Autres marchandises en général


[25]            Ainsi qu'il a été décidé dans le jugement Registraire des marques de commerces c. Cie Informatique CII Honeywell Bull, [1985] 71 CPR (3d) 461, [1985] 1 C.F. 406 (CF), le critère pratique à appliquer pour résoudre un cas de cette nature consiste à comparer la marque de commerce « déposée » et la marque de commerce « employée » pour déterminer si les distinctions relevées entre ces deux marques sont à ce point minimes qu'un acheteur non averti conclurait, selon toute probabilité, qu'elles identifient toutes les deux, malgré leurs différences, des marchandises ayant la même origine. Je me réfère également à l'arrêt United Artists Corp. c. Pink Panther Beauty Corp., (1998), 80 C.P.R. (3d) 247 (C.A.F), dans lequel le juge Linden, qui s'exprimait pour le compte des juges majoritaires de la Cour d'appel fédérale, écrit ce qui suit, aux pages 257 et 258 :

Ce qui importe, c'est que la marque de commerce soit associée dans l'esprit du public aux biens que produit son propriétaire. C'est l'association d'une marque de commerce à une source précise qui constitue l'élément décisif permettant de comprendre les droits que la Loi protège.

[26]            Pour ce qui est de l'obligation faite à la demanderesse de démontrer, pour chacune des marchandises ou chacun des services spécifiés dans l'enregistrement, si la marque de commerce a été employée au Canada, j'ai examiné attentivement les éléments de preuve dont disposait le registraire ainsi que les observations complémentaires que les deux parties ont par la suite présentées verbalement et par écrit dans la présente affaire. Après comparaison, je suis dans l'ensemble d'avis qu'à l'exception notable des « hydratants pour la peau » , il existe des différences marquées entre la marque déposée et la marque de commerce employée en ce qui concerne la totalité ou la presque totalité des autres marchandises énumérées dans l'enregistrement.

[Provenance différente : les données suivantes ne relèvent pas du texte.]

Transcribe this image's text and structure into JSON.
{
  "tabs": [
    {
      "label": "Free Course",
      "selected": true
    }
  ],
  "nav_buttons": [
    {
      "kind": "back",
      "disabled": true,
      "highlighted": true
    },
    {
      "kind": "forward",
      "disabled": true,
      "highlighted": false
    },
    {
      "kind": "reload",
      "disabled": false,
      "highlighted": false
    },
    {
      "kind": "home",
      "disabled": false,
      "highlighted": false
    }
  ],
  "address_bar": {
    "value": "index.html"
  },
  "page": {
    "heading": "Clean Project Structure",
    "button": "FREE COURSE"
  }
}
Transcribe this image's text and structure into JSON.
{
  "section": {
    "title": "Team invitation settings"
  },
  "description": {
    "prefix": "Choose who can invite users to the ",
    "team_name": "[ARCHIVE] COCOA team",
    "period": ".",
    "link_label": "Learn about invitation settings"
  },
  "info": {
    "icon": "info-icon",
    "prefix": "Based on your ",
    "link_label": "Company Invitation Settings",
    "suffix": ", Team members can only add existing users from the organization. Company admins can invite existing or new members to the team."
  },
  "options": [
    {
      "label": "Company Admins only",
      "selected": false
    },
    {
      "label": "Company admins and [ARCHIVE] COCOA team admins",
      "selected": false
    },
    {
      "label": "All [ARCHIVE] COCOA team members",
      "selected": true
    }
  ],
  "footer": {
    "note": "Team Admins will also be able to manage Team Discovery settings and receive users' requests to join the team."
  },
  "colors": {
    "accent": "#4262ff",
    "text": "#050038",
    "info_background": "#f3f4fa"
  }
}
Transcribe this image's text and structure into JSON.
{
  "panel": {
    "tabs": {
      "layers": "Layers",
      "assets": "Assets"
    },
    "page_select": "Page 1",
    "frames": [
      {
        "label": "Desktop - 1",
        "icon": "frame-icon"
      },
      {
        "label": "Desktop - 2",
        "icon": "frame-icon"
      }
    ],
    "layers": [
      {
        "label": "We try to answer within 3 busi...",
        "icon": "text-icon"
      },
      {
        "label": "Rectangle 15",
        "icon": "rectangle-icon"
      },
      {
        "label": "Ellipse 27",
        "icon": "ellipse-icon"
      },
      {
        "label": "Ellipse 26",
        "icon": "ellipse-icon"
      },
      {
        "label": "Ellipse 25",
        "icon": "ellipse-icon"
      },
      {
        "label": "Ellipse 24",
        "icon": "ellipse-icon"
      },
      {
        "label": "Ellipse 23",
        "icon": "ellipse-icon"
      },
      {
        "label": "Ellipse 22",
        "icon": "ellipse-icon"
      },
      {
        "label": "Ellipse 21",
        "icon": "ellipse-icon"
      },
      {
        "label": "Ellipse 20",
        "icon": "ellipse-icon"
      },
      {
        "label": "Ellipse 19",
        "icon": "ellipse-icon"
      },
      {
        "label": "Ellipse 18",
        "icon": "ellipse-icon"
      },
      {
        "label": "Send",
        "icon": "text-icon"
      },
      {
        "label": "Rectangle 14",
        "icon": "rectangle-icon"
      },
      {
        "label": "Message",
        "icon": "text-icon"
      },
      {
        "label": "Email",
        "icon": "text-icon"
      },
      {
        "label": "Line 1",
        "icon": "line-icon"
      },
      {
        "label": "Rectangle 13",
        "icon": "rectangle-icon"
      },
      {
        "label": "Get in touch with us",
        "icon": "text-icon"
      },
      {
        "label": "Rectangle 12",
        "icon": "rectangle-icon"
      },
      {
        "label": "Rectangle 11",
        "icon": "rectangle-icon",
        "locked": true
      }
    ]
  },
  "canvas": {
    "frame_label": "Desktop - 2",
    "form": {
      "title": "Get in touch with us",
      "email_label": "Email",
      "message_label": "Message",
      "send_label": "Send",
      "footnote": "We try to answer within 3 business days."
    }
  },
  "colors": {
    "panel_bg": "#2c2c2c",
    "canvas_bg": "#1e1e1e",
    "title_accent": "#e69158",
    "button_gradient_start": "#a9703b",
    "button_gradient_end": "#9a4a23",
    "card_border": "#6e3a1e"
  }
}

A. Marchandises dont, de l'aveu de la demanderesse, l'emploi n'a pas été démontré


[27]            Par ailleurs, la demanderesse admet qu'elle ne s'est pas acquittée du fardeau de la preuve qui lui incombait en ce qui concerne les autres marchandises enregistrées suivantes : parfums et produits de beauté, à savoir : rouge à lèvres, vernis à ongles, fard à paupières, poudres compactes pour le visage et le corps, poudres meubles pour le visage et le corps et parfums suivants : eaux de Cologne, eaux de toilette; lotion et crème pour les cheveux, ainsi que huiles essentielles.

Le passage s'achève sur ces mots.